Court Opinion

ID: 9644075
Source: CourtListenerOpinion
Date Created: 2023-08-22 20:47:49.438477+00
Date Added: 2024-06-11T18:11:08.395274
License: Public Domain

*102HICKS
(dissenting).
I cannot concur. Appellant’s complaint is that the Michigan Liquor Control Commission arbitrarily denied her a license to sell intoxicating liquor and upon this averment she sought an order from the District Court directing the Commission to renew her license. The District Court dismissed the complaint for lack of jurisdiction to entertain it and this court reverses that decree.
As I understand the opinion, the court believes that the averments of the complaint that appellee deliberately and intentionally discriminated against appellant in denying her a license, are sufficient to state a cause of action under the equal protection clause of the Fourteenth Amendment and the Civil Rights Act. The equal protection ’ clause is simply a guaranty against encroachment by the state upon the fundamental rights belonging to a citizen of the United States as such and the Civil Rights Act was designed to protect those rights.
I concur in the following statement in the opinion, to wit: “The right to a license to sell intoxicating liquor is not a natural or fundamental right, nor a privilege incident to national citizenship. The regulation of the liquor traffic in any state is exclusively under the. police power of ’ that particular state.” My difficulty is: that I cannot see how the equal protection clause and the Civil Rights Act can1 be called upon by appellant to enforce a right or privilege which she never had under the Constitution. It seems illogical to say that the District Court should inquire whether the Commission acted arbitrarily in granting to one and denying to another a privilege which neither of them fundamentally possessed. If every citizen of the United States had a natural right to sell intoxicating liquor and the state should undertake to withhold that right from one and grant it to another, it would then be time to consider the equal protection clause, but we have no such case.

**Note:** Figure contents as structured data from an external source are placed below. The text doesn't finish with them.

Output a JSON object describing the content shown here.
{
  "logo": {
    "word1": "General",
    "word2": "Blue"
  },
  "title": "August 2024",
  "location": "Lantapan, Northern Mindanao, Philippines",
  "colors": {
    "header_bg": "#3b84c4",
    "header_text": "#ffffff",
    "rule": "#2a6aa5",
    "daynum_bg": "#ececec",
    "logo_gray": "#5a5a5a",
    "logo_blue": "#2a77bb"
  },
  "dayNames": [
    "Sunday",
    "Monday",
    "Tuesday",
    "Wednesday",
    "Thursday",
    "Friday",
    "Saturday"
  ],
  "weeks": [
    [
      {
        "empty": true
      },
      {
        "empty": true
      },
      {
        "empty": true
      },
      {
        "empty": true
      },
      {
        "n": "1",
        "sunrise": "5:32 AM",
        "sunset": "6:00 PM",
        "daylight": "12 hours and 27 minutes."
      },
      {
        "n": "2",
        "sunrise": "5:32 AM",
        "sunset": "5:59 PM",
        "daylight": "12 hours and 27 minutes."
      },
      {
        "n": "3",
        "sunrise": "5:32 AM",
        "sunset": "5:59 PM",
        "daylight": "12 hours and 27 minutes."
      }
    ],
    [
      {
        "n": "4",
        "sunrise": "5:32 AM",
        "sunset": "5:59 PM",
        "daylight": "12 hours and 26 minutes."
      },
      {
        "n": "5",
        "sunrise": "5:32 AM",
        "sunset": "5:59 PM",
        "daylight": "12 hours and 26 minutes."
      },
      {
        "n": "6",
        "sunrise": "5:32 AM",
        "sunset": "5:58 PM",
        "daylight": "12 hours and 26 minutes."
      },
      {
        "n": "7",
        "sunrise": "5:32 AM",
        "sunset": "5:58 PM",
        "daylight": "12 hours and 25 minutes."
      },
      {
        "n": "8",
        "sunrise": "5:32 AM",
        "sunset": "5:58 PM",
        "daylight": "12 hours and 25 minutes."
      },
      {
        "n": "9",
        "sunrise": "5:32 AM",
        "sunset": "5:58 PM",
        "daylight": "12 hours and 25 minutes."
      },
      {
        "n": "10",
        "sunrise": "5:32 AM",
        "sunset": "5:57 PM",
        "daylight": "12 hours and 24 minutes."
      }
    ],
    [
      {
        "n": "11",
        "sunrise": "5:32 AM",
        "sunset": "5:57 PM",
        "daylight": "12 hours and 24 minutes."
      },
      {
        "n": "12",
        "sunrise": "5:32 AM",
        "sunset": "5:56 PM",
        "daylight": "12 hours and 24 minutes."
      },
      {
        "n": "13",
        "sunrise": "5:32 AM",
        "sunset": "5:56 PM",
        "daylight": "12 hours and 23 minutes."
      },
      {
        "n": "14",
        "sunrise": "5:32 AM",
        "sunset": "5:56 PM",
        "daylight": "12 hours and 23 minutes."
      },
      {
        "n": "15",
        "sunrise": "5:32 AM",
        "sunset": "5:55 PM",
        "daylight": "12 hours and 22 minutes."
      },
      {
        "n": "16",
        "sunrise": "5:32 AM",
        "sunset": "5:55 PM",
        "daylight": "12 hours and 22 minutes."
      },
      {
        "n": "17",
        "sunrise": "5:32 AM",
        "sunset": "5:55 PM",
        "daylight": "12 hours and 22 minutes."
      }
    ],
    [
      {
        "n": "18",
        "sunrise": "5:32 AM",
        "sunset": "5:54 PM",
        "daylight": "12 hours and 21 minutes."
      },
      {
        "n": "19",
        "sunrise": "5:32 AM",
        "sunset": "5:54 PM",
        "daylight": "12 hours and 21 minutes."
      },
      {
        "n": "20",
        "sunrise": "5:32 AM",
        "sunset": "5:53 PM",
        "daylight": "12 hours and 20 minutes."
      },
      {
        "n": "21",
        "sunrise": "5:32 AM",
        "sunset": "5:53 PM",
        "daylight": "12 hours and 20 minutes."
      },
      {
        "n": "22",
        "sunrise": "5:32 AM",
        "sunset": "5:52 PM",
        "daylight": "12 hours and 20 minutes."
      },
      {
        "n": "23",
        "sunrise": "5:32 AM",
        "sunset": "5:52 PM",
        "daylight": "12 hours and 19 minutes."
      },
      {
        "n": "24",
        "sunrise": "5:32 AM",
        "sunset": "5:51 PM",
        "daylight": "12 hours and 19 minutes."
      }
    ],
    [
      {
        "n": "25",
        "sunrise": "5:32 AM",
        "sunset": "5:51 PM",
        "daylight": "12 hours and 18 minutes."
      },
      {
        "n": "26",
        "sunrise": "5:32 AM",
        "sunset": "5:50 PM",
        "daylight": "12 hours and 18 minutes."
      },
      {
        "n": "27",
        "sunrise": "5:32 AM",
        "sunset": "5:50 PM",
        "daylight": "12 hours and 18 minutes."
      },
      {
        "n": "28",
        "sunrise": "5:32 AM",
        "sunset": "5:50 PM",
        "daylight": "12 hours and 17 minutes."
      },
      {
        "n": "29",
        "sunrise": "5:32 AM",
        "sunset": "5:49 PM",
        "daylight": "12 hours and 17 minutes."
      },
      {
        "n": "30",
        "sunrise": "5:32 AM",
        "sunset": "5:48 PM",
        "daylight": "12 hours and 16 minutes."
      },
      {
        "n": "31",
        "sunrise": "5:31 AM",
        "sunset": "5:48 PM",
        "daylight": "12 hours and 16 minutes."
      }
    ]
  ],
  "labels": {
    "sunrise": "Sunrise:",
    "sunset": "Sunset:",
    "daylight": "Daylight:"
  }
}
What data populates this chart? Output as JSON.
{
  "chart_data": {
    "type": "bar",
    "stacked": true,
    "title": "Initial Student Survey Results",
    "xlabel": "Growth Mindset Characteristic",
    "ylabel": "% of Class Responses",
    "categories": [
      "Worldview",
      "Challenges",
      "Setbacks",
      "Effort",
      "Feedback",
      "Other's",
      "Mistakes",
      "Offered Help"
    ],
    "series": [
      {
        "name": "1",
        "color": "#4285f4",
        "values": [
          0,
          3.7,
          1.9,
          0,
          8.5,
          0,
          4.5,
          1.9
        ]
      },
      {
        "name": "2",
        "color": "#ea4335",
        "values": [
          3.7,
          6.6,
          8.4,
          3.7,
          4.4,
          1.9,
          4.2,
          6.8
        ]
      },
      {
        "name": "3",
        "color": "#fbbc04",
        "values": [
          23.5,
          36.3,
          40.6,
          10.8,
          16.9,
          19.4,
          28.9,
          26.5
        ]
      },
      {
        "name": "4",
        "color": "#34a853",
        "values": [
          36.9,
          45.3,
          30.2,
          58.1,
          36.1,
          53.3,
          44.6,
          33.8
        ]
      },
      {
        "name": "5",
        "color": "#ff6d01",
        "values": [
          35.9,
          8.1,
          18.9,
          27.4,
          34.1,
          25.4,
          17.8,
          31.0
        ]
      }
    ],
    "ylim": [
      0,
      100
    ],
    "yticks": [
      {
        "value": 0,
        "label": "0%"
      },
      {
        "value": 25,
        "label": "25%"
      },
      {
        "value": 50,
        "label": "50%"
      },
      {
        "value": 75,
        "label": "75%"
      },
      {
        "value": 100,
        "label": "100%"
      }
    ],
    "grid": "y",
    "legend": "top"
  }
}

I think that those and only “those who are entitled to be treated alike”, Snowden v. Hughes, 321 U.S. at page 8, 64 S.Ct. 401, 88 L.Ed. 497, in their fundamental rights may invoke the guaranty of the equal protection clause and the Civil Rights Act, otherwise we may anticipate that the dockets of the district courts will be filled with cases where nothing more is involved than whether the state has acted arbitrarily in any controversy that might exist between it and one of its citizens.
I do not think it necessary to determine the difficult question whether appellee was an instrumentality of the state, but I should think that the State of Michigan had, through its laws and judicial procedure, sufficiently protected itself against 'any untoward result of arbitrary action by its Liquor Commission.